Im kantonalen Vergleich ist die Impfkompetenz der Apothekerinnen und Apotheker im Kanton Aargau bisher eingeschränkt. Der Regierungsrat erweitert deshalb das Impfangebot in Apotheken um Impfungen gegen Diphtherie, Tetanus und Pertussis, Hepatitis A und B, Herpes Zoster (Gürtelrose) sowie Poliomyelitis. Die Erweiterung der Impfkompetenzen von Apothekerinnen und Apothekern soll den Zugang zu Impfungen erleichtern, Arztpraxen entlasten und die Impfquote steigern. Apotheken sind niederschwellige Anlaufstellen mit langen Öffnungszeiten und daher dafür besonders geeignet.

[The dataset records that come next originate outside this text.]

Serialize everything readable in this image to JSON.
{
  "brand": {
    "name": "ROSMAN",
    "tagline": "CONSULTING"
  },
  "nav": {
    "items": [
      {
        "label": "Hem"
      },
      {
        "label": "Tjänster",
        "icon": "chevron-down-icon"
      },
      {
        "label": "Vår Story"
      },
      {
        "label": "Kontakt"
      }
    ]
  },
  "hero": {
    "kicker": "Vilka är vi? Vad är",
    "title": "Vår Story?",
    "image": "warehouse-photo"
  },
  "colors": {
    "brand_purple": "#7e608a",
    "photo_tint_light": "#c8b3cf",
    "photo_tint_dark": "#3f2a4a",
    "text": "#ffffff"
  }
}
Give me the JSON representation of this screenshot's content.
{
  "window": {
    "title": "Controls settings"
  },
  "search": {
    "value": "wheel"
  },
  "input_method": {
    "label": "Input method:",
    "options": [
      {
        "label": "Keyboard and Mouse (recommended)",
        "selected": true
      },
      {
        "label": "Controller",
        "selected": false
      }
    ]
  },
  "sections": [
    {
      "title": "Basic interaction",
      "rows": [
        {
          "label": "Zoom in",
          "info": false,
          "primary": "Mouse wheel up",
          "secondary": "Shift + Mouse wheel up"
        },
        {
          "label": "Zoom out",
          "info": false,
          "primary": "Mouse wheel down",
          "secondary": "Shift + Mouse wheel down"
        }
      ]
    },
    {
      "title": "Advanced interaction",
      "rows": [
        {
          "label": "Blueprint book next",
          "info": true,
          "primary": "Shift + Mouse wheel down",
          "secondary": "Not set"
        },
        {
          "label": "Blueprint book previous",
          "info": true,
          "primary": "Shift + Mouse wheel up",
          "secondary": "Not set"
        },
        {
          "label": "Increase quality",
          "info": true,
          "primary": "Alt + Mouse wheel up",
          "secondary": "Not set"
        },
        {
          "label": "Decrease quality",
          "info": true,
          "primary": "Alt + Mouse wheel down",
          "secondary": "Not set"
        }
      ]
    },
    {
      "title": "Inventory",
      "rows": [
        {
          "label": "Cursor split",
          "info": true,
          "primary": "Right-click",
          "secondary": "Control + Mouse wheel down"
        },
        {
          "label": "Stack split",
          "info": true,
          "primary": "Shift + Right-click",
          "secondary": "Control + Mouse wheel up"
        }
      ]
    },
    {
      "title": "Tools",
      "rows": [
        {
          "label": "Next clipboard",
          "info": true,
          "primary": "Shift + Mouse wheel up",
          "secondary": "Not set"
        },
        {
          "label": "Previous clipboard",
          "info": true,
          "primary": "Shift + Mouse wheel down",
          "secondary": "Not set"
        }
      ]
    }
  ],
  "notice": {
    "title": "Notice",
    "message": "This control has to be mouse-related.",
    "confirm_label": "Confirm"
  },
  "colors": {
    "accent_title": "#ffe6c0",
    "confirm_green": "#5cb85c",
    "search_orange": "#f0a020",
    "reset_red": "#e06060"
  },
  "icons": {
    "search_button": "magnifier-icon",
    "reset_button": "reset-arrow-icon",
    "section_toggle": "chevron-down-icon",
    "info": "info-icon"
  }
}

Weiter hebt der Regierungsrat § 23 HBV auf und ersetzt ihn durch die neuen § 23a (verschreibungspflichtige Arzneimittel) und 23b (nicht verschreibungspflichtige Arzneimittel). Die Anpassung war nötig aufgrund einer Änderung des übergeordneten Bundesrechts. Die Verordnungsänderung tritt am 1. März 2026 in Kraft.